Davutoğlu, uluslararası toplumu ve bölgedeki bazı Müslüman liderleri de eleştirerek, “BM’in o güçlü devletleri kendi aldıkları kararlara saygı gösterselerdi, anlı şanlı Müslüman liderler kimi İbrahimi anlaşma adı altında, kimisi BMGK toplantısında soykırımcı Netanyahu’nun elini sıkmasaydı, Gazze’nin yiğitleri kılıca karşı kanlarını, çelik ve ateşe karşı canlarını koyarak ölüme koşarlar mıydı?” ifadelerini kullandı.

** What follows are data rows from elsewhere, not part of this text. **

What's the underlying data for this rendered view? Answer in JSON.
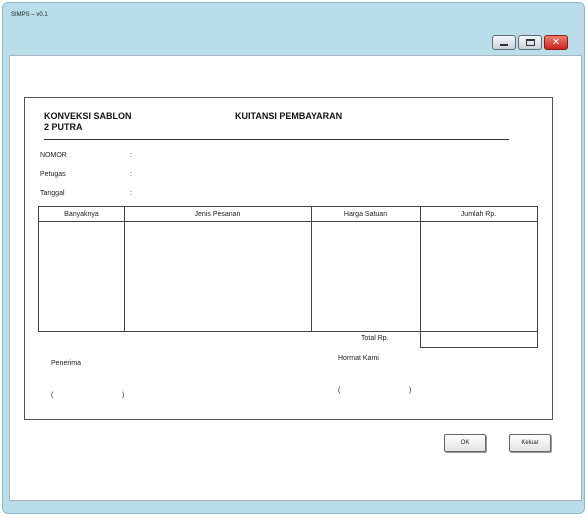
{
  "window": {
    "title": "SIMPS – v0.1",
    "controls": [
      "minimize-icon",
      "maximize-icon",
      "close-icon"
    ],
    "close_glyph": "✕"
  },
  "receipt": {
    "company_line1": "KONVEKSI SABLON",
    "company_line2": "2 PUTRA",
    "title": "KUITANSI PEMBAYARAN",
    "fields": [
      {
        "label": "NOMOR",
        "colon": ":"
      },
      {
        "label": "Petugas",
        "colon": ":"
      },
      {
        "label": "Tanggal",
        "colon": ":"
      }
    ],
    "table": {
      "headers": [
        "Banyaknya",
        "Jenis Pesanan",
        "Harga Satuan",
        "Jumlah Rp."
      ],
      "rows": []
    },
    "total_label": "Total Rp.",
    "total_value": "",
    "receiver_label": "Penerima",
    "receiver_open": "(",
    "receiver_close": ")",
    "signer_label": "Hormat Kami",
    "signer_open": "(",
    "signer_close": ")"
  },
  "buttons": {
    "ok": "OK",
    "exit": "Keluar"
  },
  "colors": {
    "window_bg": "#b9dde9",
    "close_button": "#d9382b"
  }
}
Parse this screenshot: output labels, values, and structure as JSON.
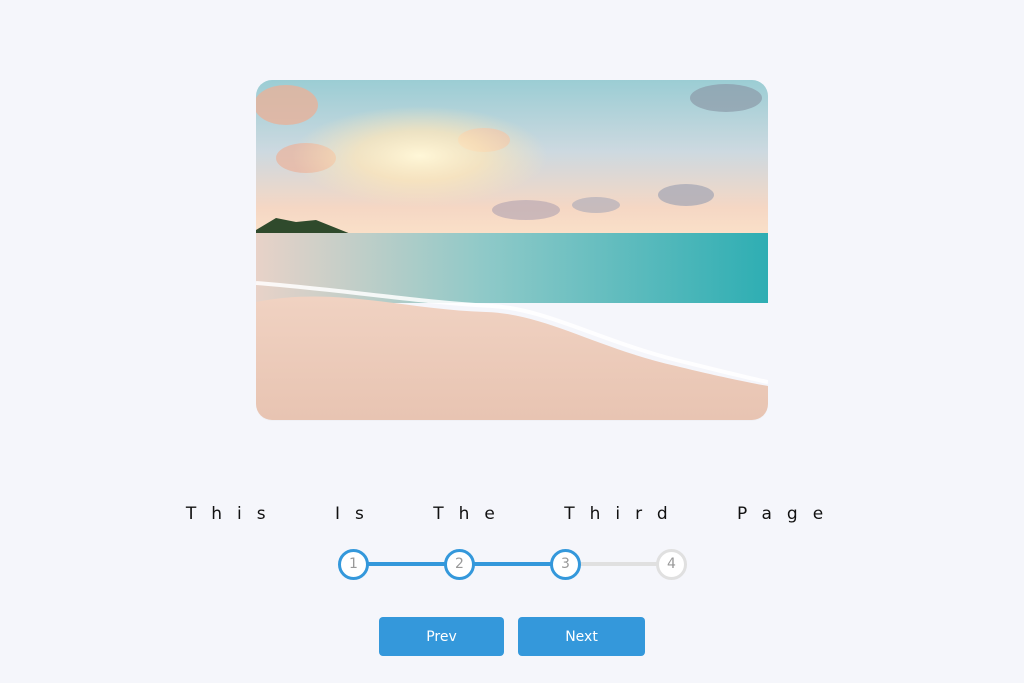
{
  "hero": {
    "image": "beach-sunset-photo"
  },
  "page": {
    "title": "This Is The Third Page"
  },
  "progress": {
    "current_step": 3,
    "total_steps": 4,
    "steps": [
      {
        "label": "1",
        "active": true
      },
      {
        "label": "2",
        "active": true
      },
      {
        "label": "3",
        "active": true
      },
      {
        "label": "4",
        "active": false
      }
    ]
  },
  "buttons": {
    "prev_label": "Prev",
    "next_label": "Next"
  },
  "colors": {
    "background": "#f5f6fb",
    "accent": "#3498db",
    "inactive": "#e0e0e0",
    "step_text": "#999999"
  }
}
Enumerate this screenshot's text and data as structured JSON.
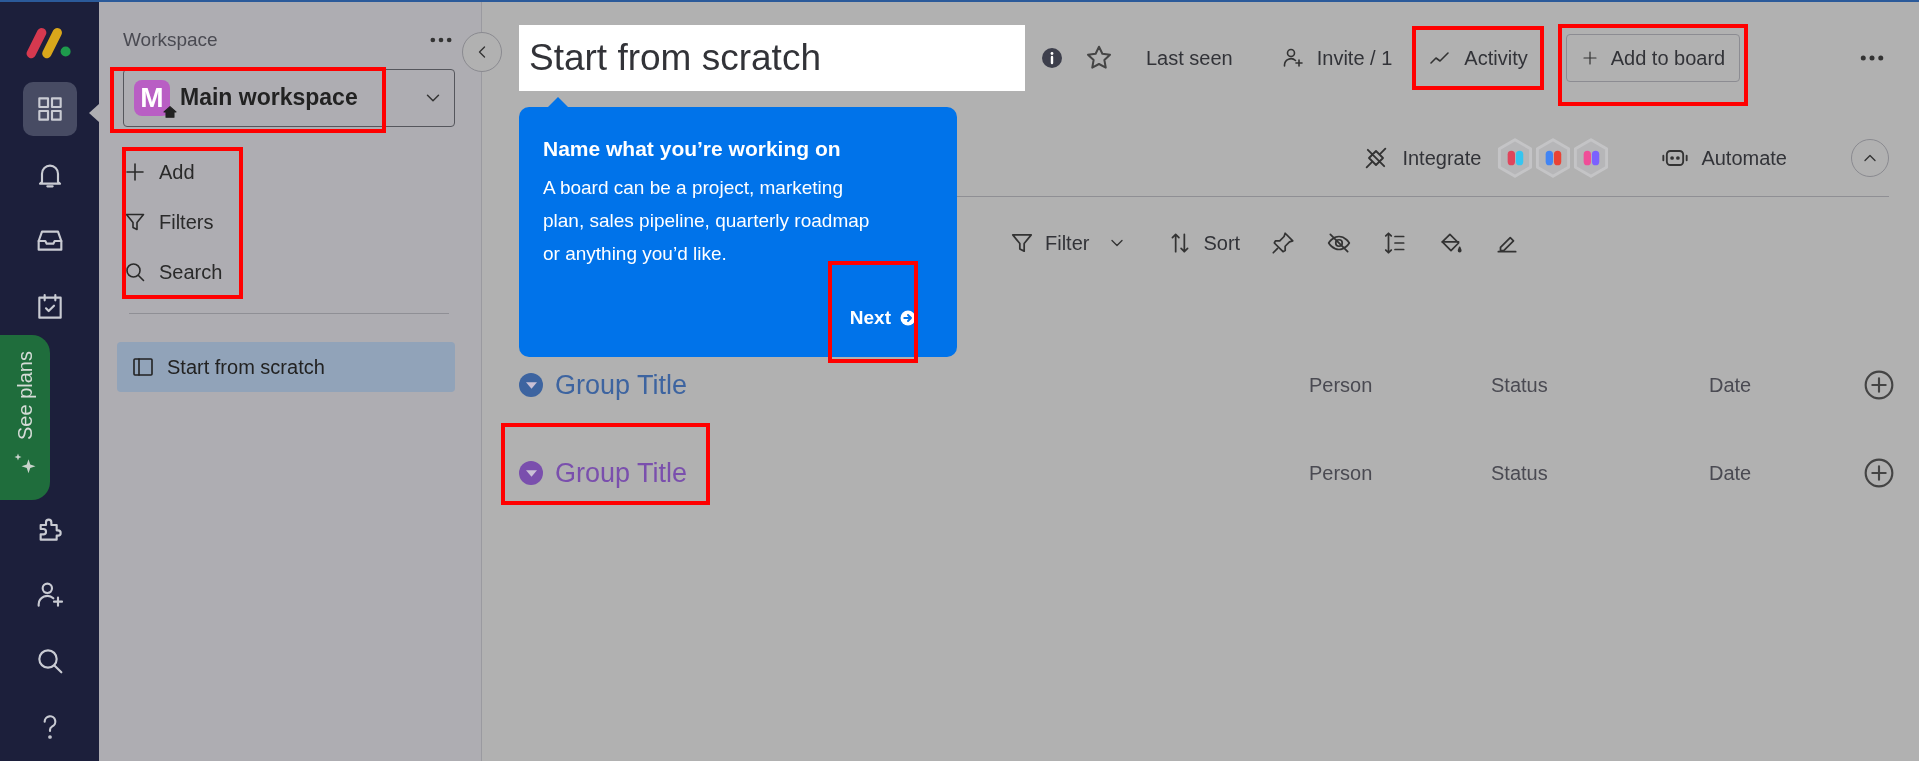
{
  "nav_rail": {
    "items": [
      {
        "kind": "boards",
        "selected": true
      },
      {
        "kind": "notifications",
        "selected": false
      },
      {
        "kind": "inbox",
        "selected": false
      },
      {
        "kind": "my_work",
        "selected": false
      }
    ],
    "upgrade_tab": {
      "label": "See plans"
    },
    "bottom_items": [
      {
        "kind": "apps"
      },
      {
        "kind": "invite"
      },
      {
        "kind": "search"
      },
      {
        "kind": "help"
      }
    ]
  },
  "sidebar": {
    "heading": "Workspace",
    "workspace": {
      "initial": "M",
      "name": "Main workspace",
      "highlighted": true
    },
    "actions": [
      {
        "kind": "add",
        "label": "Add"
      },
      {
        "kind": "filter",
        "label": "Filters"
      },
      {
        "kind": "search",
        "label": "Search"
      }
    ],
    "actions_highlighted": true,
    "boards": [
      {
        "name": "Start from scratch",
        "selected": true
      }
    ]
  },
  "board": {
    "title": "Start from scratch",
    "header_actions": [
      {
        "kind": "last_seen",
        "label": "Last seen",
        "highlighted": false
      },
      {
        "kind": "invite",
        "label": "Invite / 1",
        "highlighted": false
      },
      {
        "kind": "activity",
        "label": "Activity",
        "highlighted": true
      },
      {
        "kind": "add",
        "label": "Add to board",
        "highlighted": true
      }
    ],
    "integrate_label": "Integrate",
    "automate_label": "Automate",
    "toolbar": [
      {
        "kind": "filter",
        "label": "Filter"
      },
      {
        "kind": "sort",
        "label": "Sort"
      },
      {
        "kind": "pin"
      },
      {
        "kind": "hide"
      },
      {
        "kind": "row_height"
      },
      {
        "kind": "color"
      },
      {
        "kind": "format"
      }
    ],
    "groups": [
      {
        "title": "Group Title",
        "color": "#3d64a0",
        "highlighted": false,
        "columns": [
          "Person",
          "Status",
          "Date"
        ]
      },
      {
        "title": "Group Title",
        "color": "#7a4fad",
        "highlighted": true,
        "columns": [
          "Person",
          "Status",
          "Date"
        ]
      }
    ]
  },
  "tooltip": {
    "title": "Name what you’re working on",
    "body": "A board can be a project, marketing plan, sales pipeline, quarterly roadmap or anything you’d like.",
    "button": "Next",
    "button_highlighted": true
  }
}
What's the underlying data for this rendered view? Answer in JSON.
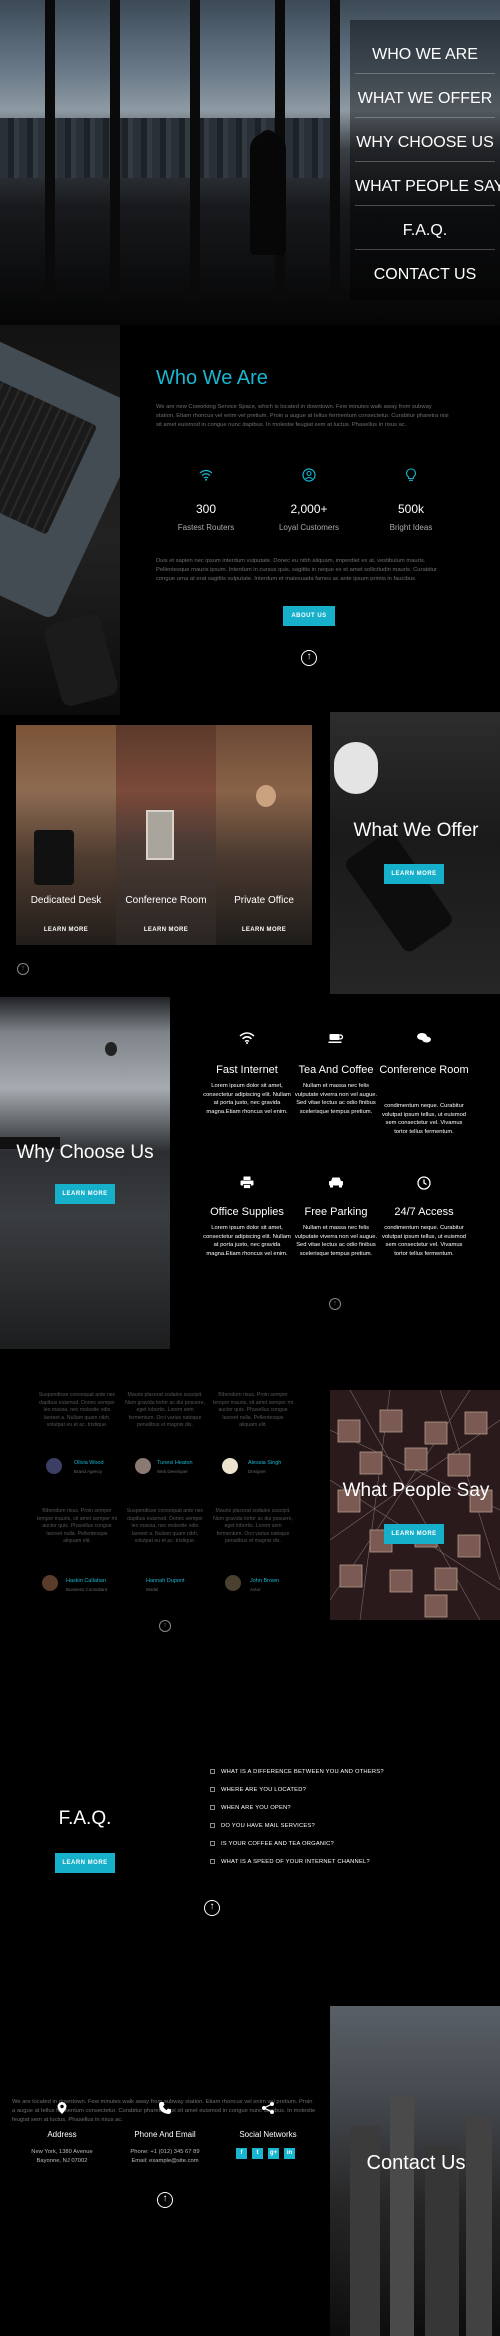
{
  "nav": {
    "items": [
      {
        "label": "WHO WE ARE"
      },
      {
        "label": "WHAT WE OFFER"
      },
      {
        "label": "WHY CHOOSE US"
      },
      {
        "label": "WHAT PEOPLE SAY"
      },
      {
        "label": "F.A.Q."
      },
      {
        "label": "CONTACT US"
      }
    ]
  },
  "who": {
    "title": "Who We Are",
    "intro": "We are new Coworking Service Space, which is located in downtown. Few minutes walk away from subway station. Etiam rhoncus vel enim vel pretium. Proin a augue at tellus fermentum consectetur. Curabitur pharetra nisi sit amet euismod in congue nunc dapibus. In molestie feugiat sem at luctus. Phasellus in risus ac.",
    "stats": [
      {
        "icon": "wifi-icon",
        "value": "300",
        "label": "Fastest Routers"
      },
      {
        "icon": "user-icon",
        "value": "2,000+",
        "label": "Loyal Customers"
      },
      {
        "icon": "lightbulb-icon",
        "value": "500k",
        "label": "Bright Ideas"
      }
    ],
    "body": "Duis et sapien nec ipsum interdum vulputate. Donec eu nibh aliquam, imperdiet ex at, vestibulum mauris. Pellentesque mauris ipsum. Interdum in cursus quis, sagittis in neque ex et amet sollicitudin mauris. Curabitur congue urna at erat sagittis vulputate. Interdum et malesuada fames ac ante ipsum primis in faucibus.",
    "button": "ABOUT US"
  },
  "offer": {
    "title": "What We Offer",
    "button": "LEARN MORE",
    "cards": [
      {
        "label": "Dedicated Desk",
        "link": "LEARN MORE"
      },
      {
        "label": "Conference Room",
        "link": "LEARN MORE"
      },
      {
        "label": "Private Office",
        "link": "LEARN MORE"
      }
    ]
  },
  "why": {
    "title": "Why Choose Us",
    "button": "LEARN MORE",
    "features": [
      {
        "icon": "wifi-icon",
        "title": "Fast Internet",
        "text": "Lorem ipsum dolor sit amet, consectetur adipiscing elit. Nullam at porta justo, nec gravida magna.Etiam rhoncus vel enim."
      },
      {
        "icon": "coffee-icon",
        "title": "Tea And Coffee",
        "text": "Nullam et massa nec felis vulputate viverra non vel augue. Sed vitae lectus ac odio finibus scelerisque tempus pretium."
      },
      {
        "icon": "chat-icon",
        "title": "Conference Room",
        "text": "condimentum neque. Curabitur volutpat ipsum tellus, ut euismod sem consectetur vel. Vivamus tortor tellus fermentum."
      },
      {
        "icon": "printer-icon",
        "title": "Office Supplies",
        "text": "Lorem ipsum dolor sit amet, consectetur adipiscing elit. Nullam at porta justo, nec gravida magna.Etiam rhoncus vel enim."
      },
      {
        "icon": "car-icon",
        "title": "Free Parking",
        "text": "Nullam et massa nec felis vulputate viverra non vel augue. Sed vitae lectus ac odio finibus scelerisque tempus pretium."
      },
      {
        "icon": "clock-icon",
        "title": "24/7 Access",
        "text": "condimentum neque. Curabitur volutpat ipsum tellus, ut euismod sem consectetur vel. Vivamus tortor tellus fermentum."
      }
    ]
  },
  "people": {
    "title": "What People Say",
    "button": "LEARN MORE",
    "testimonials": [
      {
        "text": "Suspendisse consequat ante nec dapibus euismod. Donec semper leo massa, nec molestie odio laoreet a. Nullam quam nibh, volutpat eu et ac. tristique.",
        "name": "Olivia Wood",
        "role": "Brand Agency",
        "avatar": "#3c3f63"
      },
      {
        "text": "Mauris placerat sodales suscipit. Nam gravida tortor ac dui posuere, eget lobortis. Lorem sem fermentum. Orci varius natoque penatibus et magnis dis.",
        "name": "Tunesi Heaton",
        "role": "Web Developer",
        "avatar": "#8a7a72"
      },
      {
        "text": "Bibendum risus. Proin semper tempor mauris, sit amet semper mi auctor quis. Phasellus congue laoreet nulla. Pellentesque aliquam elit.",
        "name": "Alessia Singh",
        "role": "Designer",
        "avatar": "#ece3cf"
      },
      {
        "text": "Bibendum risus. Proin semper tempor mauris, sit amet semper mi auctor quis. Phasellus congue laoreet nulla. Pellentesque aliquam elit.",
        "name": "Haskin Callahan",
        "role": "Business Consultant",
        "avatar": "#5a3c2a"
      },
      {
        "text": "Suspendisse consequat ante nec dapibus euismod. Donec semper leo massa, nec molestie odio laoreet a. Nullam quam nibh, volutpat eu et ac. tristique.",
        "name": "Hannah Dupont",
        "role": "Model",
        "avatar": "#000000"
      },
      {
        "text": "Mauris placerat sodales suscipit. Nam gravida tortor ac dui posuere, eget lobortis. Lorem sem fermentum. Orci varius natoque penatibus et magnis dis.",
        "name": "John Brown",
        "role": "Actor",
        "avatar": "#4a4030"
      }
    ]
  },
  "faq": {
    "title": "F.A.Q.",
    "button": "LEARN MORE",
    "items": [
      {
        "q": "WHAT IS A DIFFERENCE BETWEEN YOU AND OTHERS?"
      },
      {
        "q": "WHERE ARE YOU LOCATED?"
      },
      {
        "q": "WHEN ARE YOU OPEN?"
      },
      {
        "q": "DO YOU HAVE MAIL SERVICES?"
      },
      {
        "q": "IS YOUR COFFEE AND TEA ORGANIC?"
      },
      {
        "q": "WHAT IS A SPEED OF YOUR INTERNET CHANNEL?"
      }
    ]
  },
  "contact": {
    "title": "Contact Us",
    "intro": "We are located in downtown. Few minutes walk away from subway station. Etiam rhoncus vel enim vel pretium. Proin a augue at tellus fermentum consectetur. Curabitur pharetra nisi sit amet euismod in congue nunc dapibus. In molestie feugiat sem at luctus. Phasellus in risus ac.",
    "blocks": [
      {
        "icon": "location-icon",
        "title": "Address",
        "line1": "New York, 1380 Avenue",
        "line2": "Bayonne, NJ 07002"
      },
      {
        "icon": "phone-icon",
        "title": "Phone And Email",
        "line1": "Phone: +1 (012) 345 67 89",
        "line2": "Email: example@site.com"
      },
      {
        "icon": "share-icon",
        "title": "Social Networks"
      }
    ],
    "social": [
      {
        "icon": "facebook-icon",
        "glyph": "f"
      },
      {
        "icon": "twitter-icon",
        "glyph": "t"
      },
      {
        "icon": "googleplus-icon",
        "glyph": "g+"
      },
      {
        "icon": "linkedin-icon",
        "glyph": "in"
      }
    ]
  },
  "colors": {
    "accent": "#18b6d0",
    "background": "#000000",
    "text": "#ffffff"
  }
}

Birleşmiş Milletler Genel Sekreteri Antonio Guterres’in “7 Ekim boşlukta olmadı” sözlerini hatırlatan Davutoğlu, bu ifadenin “en doğru tanım” olduğunu belirtti.
Gazze’de yaşanan yıkımın aynı zamanda bir efsanenin sonunu getirdiğini söyleyen Davutoğlu, paylaşımını şu sözlerle tamamladı:
“Evet, şimdi 7 Ekim öncesine dönmek, yaraları sarmak çok zor. Ancak Gazze’nin yıkılan enkazı altında sadece aziz şehitlerin bedenleri kalmadı; İsrail’in yüzyıldır ürettiği yalanlarla oluşmuş bir efsane de yerle bir oldu. İki yıllık soykırım, Nazilerle Siyonistler arasında özde ve yöntemde bir fark olmadığını da dünyaya gösterdi.
Gazze yıkılırken insanlık vicdanı dimdik ayağa kalktı!
Bu vicdanı uyandıran Gazzeli yiğitlere, dünyanın bütün meydanlarında ve stadyumlarında insanlık adına haykıran, Sumud ve Vicdan filosuyla Akdeniz’in dalgalarına atılan her dinden, milletten ve ırktan kahramanlara selam olsun!”